The second day of Phenom’s November Classic carried onward with another star-studded matchup of Moravian Prep versus TLAP Sports Academy. Though Moravian Prep has lost multiple pieces, they opened this game with confidence behind the leadership of 6’6 ’21 BJ Freeman, resulting in a 14-12 lead after the first quarter. That being said, TLAP’s balanced, unselfish approach allowed them to bounce back and regain control of the lead at 29-30 going into halftime. After more contributions from guys like 6’3 ’22 Jackson Holt, 5’11 ’22 Hamilton Campbell, and 6’10 ’22 Corneilous Williams, Moravian seized the lead at 50-48 to end the third quarter. TLAP continued to fight behind the play of 6’9 ’21 Jaquan Scott but fell short to Moravian Prep by a score of 73-68.
6’6 ’21 BJ Freeman (Moravian Prep)
After the aforementioned roster turnover, Freeman could be found as the clear offensive focal point of this group. Between his overall skill and perimeter shooting, he caused plenty of matchup problems and regularly found ways to create opportunities with the ball in his hands. Freeman displays quality rebounding instincts, great tools as a defender, and offers a reliable presence in transition.
6’3 ’22 Jackson Holt (Moravian Prep)
Given the amount of talent on this roster, folks tend to forget about Holt and how effortlessly he causes problems for opponents. He moves very well without the ball and plays an extremely low-maintenance game, which allows him to make a constant impact as a spot-up threat. Holt possesses picturesque shot mechanics, only requires a glimmer of space to get off clean looks, and can reposition and hit shots off of one or two dribbles.
6’9 ’21 Jaquan Scott (TLAP Sports Academy)

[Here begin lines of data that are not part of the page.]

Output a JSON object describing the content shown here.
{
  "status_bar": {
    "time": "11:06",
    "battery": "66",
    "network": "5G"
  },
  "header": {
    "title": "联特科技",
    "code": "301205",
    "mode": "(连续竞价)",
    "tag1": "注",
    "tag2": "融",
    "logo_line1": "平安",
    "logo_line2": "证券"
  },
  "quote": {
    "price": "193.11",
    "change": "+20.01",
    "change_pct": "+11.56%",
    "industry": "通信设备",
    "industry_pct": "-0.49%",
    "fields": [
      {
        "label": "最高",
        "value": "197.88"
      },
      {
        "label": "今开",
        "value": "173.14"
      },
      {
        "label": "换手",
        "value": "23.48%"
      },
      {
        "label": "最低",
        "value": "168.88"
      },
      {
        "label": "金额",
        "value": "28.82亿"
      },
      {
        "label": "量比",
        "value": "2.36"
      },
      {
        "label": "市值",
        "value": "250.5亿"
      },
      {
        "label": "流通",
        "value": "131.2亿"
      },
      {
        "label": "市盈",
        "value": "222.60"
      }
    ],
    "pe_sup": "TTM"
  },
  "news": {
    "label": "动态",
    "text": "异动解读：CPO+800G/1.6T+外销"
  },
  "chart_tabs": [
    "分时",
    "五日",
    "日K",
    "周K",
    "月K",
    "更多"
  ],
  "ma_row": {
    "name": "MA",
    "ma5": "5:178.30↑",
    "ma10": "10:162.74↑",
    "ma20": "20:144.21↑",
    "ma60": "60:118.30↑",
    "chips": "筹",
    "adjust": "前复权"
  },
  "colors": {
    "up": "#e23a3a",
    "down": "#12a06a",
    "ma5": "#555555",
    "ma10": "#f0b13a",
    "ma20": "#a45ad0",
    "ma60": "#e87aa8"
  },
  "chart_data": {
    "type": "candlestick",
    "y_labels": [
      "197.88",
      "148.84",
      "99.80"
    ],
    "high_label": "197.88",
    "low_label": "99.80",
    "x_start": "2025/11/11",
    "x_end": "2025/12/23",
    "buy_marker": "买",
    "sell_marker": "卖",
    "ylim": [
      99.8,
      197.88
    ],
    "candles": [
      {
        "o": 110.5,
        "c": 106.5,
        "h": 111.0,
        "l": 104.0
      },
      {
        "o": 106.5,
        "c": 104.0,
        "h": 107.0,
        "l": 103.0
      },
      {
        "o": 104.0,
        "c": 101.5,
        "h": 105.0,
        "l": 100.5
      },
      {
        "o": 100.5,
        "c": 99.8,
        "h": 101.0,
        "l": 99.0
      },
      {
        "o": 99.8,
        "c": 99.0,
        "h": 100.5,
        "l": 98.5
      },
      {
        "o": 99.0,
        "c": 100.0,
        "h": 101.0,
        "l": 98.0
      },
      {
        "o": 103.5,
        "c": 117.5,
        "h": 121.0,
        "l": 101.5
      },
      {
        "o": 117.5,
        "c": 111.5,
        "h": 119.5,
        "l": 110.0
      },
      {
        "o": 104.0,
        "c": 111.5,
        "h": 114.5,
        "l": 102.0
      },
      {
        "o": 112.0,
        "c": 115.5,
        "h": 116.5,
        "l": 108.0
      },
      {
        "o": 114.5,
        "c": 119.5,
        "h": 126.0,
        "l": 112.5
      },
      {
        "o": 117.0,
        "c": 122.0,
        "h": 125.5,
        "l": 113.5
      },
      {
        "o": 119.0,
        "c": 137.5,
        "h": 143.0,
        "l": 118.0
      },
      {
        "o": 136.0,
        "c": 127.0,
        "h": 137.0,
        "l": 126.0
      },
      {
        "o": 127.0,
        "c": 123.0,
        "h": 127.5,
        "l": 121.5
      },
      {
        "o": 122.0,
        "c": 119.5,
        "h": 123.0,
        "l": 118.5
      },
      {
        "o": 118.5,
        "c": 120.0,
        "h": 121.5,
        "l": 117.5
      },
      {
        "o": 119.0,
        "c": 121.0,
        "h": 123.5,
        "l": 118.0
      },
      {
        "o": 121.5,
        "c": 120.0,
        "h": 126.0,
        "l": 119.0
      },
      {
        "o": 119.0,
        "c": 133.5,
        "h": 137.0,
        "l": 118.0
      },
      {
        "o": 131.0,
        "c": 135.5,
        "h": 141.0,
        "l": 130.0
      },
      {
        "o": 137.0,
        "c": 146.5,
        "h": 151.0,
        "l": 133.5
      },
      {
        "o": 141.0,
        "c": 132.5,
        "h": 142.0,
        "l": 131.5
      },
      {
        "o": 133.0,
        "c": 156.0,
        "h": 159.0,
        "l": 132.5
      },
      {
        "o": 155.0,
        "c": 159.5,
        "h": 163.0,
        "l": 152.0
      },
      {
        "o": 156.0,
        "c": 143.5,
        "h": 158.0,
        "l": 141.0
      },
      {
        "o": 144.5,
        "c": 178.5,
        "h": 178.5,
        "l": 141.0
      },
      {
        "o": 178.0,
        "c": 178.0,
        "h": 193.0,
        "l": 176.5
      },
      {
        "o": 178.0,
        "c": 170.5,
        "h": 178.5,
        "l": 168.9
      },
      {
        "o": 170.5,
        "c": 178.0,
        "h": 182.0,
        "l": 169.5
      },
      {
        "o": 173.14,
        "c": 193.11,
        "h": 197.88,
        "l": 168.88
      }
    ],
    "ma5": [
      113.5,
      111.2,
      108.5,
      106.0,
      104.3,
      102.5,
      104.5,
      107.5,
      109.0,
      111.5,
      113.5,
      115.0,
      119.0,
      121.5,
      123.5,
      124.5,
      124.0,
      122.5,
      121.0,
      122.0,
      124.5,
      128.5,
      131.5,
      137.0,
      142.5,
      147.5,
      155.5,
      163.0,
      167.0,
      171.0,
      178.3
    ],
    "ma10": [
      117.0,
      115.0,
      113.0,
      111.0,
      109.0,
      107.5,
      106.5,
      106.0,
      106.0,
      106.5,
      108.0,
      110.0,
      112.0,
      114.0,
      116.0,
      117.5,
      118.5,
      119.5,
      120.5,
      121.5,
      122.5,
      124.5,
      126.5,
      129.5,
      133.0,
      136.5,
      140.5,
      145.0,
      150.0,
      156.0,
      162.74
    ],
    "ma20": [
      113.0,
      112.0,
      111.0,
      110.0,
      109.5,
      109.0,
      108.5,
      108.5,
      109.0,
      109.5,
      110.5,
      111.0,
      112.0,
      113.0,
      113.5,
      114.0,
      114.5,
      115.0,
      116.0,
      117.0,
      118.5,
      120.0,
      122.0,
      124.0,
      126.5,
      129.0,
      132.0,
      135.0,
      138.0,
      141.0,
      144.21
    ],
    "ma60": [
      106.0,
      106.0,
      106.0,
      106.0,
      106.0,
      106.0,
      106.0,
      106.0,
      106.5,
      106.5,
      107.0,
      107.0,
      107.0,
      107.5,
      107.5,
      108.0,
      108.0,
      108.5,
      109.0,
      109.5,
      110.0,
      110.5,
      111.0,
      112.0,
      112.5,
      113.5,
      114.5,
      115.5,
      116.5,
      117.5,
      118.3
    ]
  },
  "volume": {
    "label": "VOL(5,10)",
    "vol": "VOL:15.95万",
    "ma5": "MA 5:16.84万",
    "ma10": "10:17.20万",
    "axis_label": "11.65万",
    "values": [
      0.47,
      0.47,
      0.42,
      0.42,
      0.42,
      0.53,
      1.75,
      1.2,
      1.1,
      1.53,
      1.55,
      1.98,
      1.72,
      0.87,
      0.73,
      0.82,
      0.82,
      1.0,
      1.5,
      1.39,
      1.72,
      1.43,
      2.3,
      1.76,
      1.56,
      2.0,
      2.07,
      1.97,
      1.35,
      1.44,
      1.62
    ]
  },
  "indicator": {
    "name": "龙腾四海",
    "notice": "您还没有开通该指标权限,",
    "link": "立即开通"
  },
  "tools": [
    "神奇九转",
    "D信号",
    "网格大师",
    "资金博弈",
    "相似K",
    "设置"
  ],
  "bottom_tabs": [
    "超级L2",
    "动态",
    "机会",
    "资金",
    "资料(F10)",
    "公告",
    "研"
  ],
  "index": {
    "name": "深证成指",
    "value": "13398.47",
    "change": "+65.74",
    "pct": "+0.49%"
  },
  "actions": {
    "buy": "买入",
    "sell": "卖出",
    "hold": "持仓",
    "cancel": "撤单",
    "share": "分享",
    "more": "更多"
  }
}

The appeal should be fairly obvious with someone like Scott, who looks and moves like a high-level prospect. He plays with a high motor, disrupts a lot of action defensively, and rebounds at a nonstop rate on both ends of the floor. Scott possesses impressive IQ and two-way versatility, showing the necessary skill to create off the bounce and athleticism to protect the rim or defend in space. He’s great in transition, both with or without the ball, and offers a fairly complete identity on either side of the ball.
6’6 ’21 Harold Thompson (TLAP Sports Academy)
While this team is littered with quality athletes, Thompson might be their most explosive player on the roster. He’s long, fluid, unselfish, and finds ways to contribute within the flow of the action. Thompson defended multiple positions, ran the floor hard in transition, and moved extremely well without the ball, which made him a constant threat to score or finish alley-oops. He certainly has the makings of a useful next-level player.